Gap-filling eddy covariance methane fluxes: Comparison of machine learning model predictions and uncertainties at FLUXNET-CH4 wetlands

Authors

Irvin, Jeremy; Zhou, Sharon; McNicol, Gavin; Lu, Fred; Liu, Vincent; Fluet-Chouinard, Etienne; Ouyang, Zutao; Knox, Sara; Lucas-Moffat, Antje; Trotta, Carlo; Sullivan, Ryan

Abstract

Time series of methane fluxes measured by eddy-covariance require gap-filling to estimate annual emissions. Gap-filling methane fluxes is challenging because of high variability and complex responses to multiple drivers. To date, there is no widely established gap-filling standard for methane, with regards both to the best model algorithms and predictors. In this study, we address the need for standardization by synthesizing results of gap-filling methods applied at 17 wetland sites spanning boreal to tropical regions including all major wetlands classes and two rice paddies. We introduce new procedures for: 1) creating realistic artificial gap scenarios, 2) training and evaluating gap-filling models without overstating performance, and 3) predicting half-hourly methane fluxes and annual emissions with robust uncertainty estimates. We tested a conventional method (marginal distribution sampling) and four machine learning algorithms - penalized linear regression, artificial neural networks, random forests, and boosted decision trees - and four predictor sets, including temporal, meteorological, ecosystem carbon and energy flux, and soil predictors.
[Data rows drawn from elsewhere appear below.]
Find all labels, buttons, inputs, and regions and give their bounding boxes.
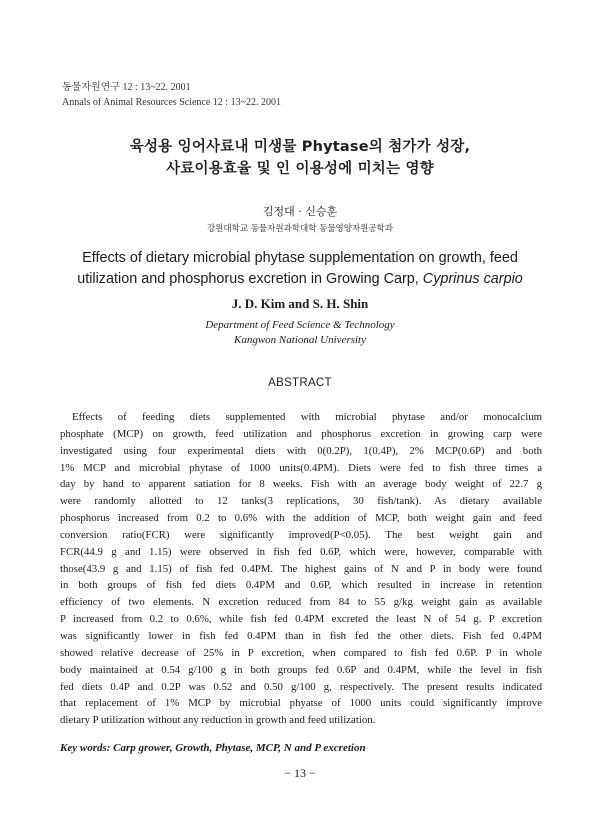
abstract-line: efficiency of two elements. N excretion reduced from 84 to 55 g/kg weight gain as available xyxy=(60,596,542,609)
abstract-line: that replacement of 1% MCP by microbial phyatse of 1000 units could significantly improve xyxy=(60,697,542,710)
abstract-heading: ABSTRACT xyxy=(268,377,332,389)
abstract-line: investigated using four experimental diets with 0(0.2P), 1(0.4P), 2% MCP(0.6P) and both xyxy=(60,444,542,457)
keywords: Key words: Carp grower, Growth, Phytase, MCP, N and P excretion xyxy=(60,742,366,754)
abstract-body xyxy=(60,409,542,729)
korean-title xyxy=(60,136,540,180)
english-title xyxy=(56,248,544,290)
page-number: − 13 − xyxy=(284,766,316,780)
english-affiliation-line-2: Kangwon National University xyxy=(234,334,366,346)
abstract-line: conversion ratio(FCR) were significantly improved(P<0.05). The best weight gain and xyxy=(60,528,542,541)
species-name: Cyprinus carpio xyxy=(422,271,523,287)
journal-citation-english: Annals of Animal Resources Science 12 : 13~22. 2001 xyxy=(62,97,281,108)
english-title-line-2-text: utilization and phosphorus excretion in Growing Carp, xyxy=(77,271,423,287)
abstract-line: FCR(44.9 g and 1.15) were observed in fish fed 0.6P, which were, however, comparable with xyxy=(60,545,542,558)
abstract-line: dietary P utilization without any reduction in growth and feed utilization. xyxy=(60,714,376,727)
abstract-line: in both groups of fish fed diets 0.4PM and 0.6P, which resulted in increase in retention xyxy=(60,579,542,592)
abstract-line: P increased from 0.2 to 0.6%, while fish fed 0.4PM excreted the least N of 54 g. P excretion xyxy=(60,613,542,626)
korean-affiliation: 강원대학교 동물자원과학대학 동물영양자원공학과 xyxy=(206,224,394,234)
abstract-line: phosphate (MCP) on growth, feed utilization and phosphorus excretion in growing carp were xyxy=(60,427,542,440)
abstract-line: day by hand to apparent satiation for 8 weeks. Fish with an average body weight of 22.7 g xyxy=(60,478,542,491)
english-title-line-2 xyxy=(56,269,544,290)
abstract-line: showed relative decrease of 25% in P excretion, when compared to fish fed 0.6P. P in whole xyxy=(60,646,542,659)
korean-title-line-2: 사료이용효율 및 인 이용성에 미치는 영향 xyxy=(166,161,434,177)
abstract-line: 1% MCP and microbial phytase of 1000 units(0.4PM). Diets were fed to fish three times a xyxy=(60,461,542,474)
abstract-line: fed diets 0.4P and 0.2P was 0.52 and 0.50 g/100 g, respectively. The present results indicated xyxy=(60,680,542,693)
english-affiliation xyxy=(60,318,540,348)
korean-title-line-1: 육성용 잉어사료내 미생물 Phytase의 첨가가 성장, xyxy=(129,139,471,155)
abstract-line: were randomly allotted to 12 tanks(3 replications, 30 fish/tank). As dietary available xyxy=(60,495,542,508)
abstract-line: phosphorus increased from 0.2 to 0.6% with the addition of MCP, both weight gain and feed xyxy=(60,512,542,525)
journal-citation xyxy=(62,80,281,110)
abstract-line: those(43.9 g and 1.15) of fish fed 0.4PM. The highest gains of N and P in body were found xyxy=(60,562,542,575)
korean-authors: 김정대 · 신승훈 xyxy=(262,205,338,218)
abstract-line: was significantly lower in fish fed 0.4PM than in fish fed the other diets. Fish fed 0.4PM xyxy=(60,629,542,642)
english-title-line-1: Effects of dietary microbial phytase supplementation on growth, feed xyxy=(82,250,518,266)
abstract-line: body maintained at 0.54 g/100 g in both groups fed 0.6P and 0.4PM, while the level in fish xyxy=(60,663,542,676)
english-authors: J. D. Kim and S. H. Shin xyxy=(231,296,369,311)
abstract-line: Effects of feeding diets supplemented with microbial phytase and/or monocalcium xyxy=(72,411,542,423)
journal-citation-korean: 동물자원연구 12 : 13~22. 2001 xyxy=(62,82,191,93)
english-affiliation-line-1: Department of Feed Science & Technology xyxy=(205,319,395,331)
We find that the conventional method can achieve similar median performance to the machine learning models but is worse than the best machine learning models and relatively insensitive to predictor choices. Of the machine learning models, decision tree algorithms performed the best in cross-validation experiments, even with a baseline predictor set, and artificial neural networks showed comparable performance when using all predictors. Soil temperature was frequently the most important predictor whilst water table depth was important at sites with substantial water table fluctuations, highlighting the value of data on soil conditions. Raw gap-filling uncertainties from the machine learning models were underestimated and we propose a method to calibrate uncertainties to observations. Finally, we gap-fill and provide summary evaluation metrics for all 81 sites in the FLUXNET-CH4 community dataset and publicly release the python code for model development, evaluation, and uncertainty estimation.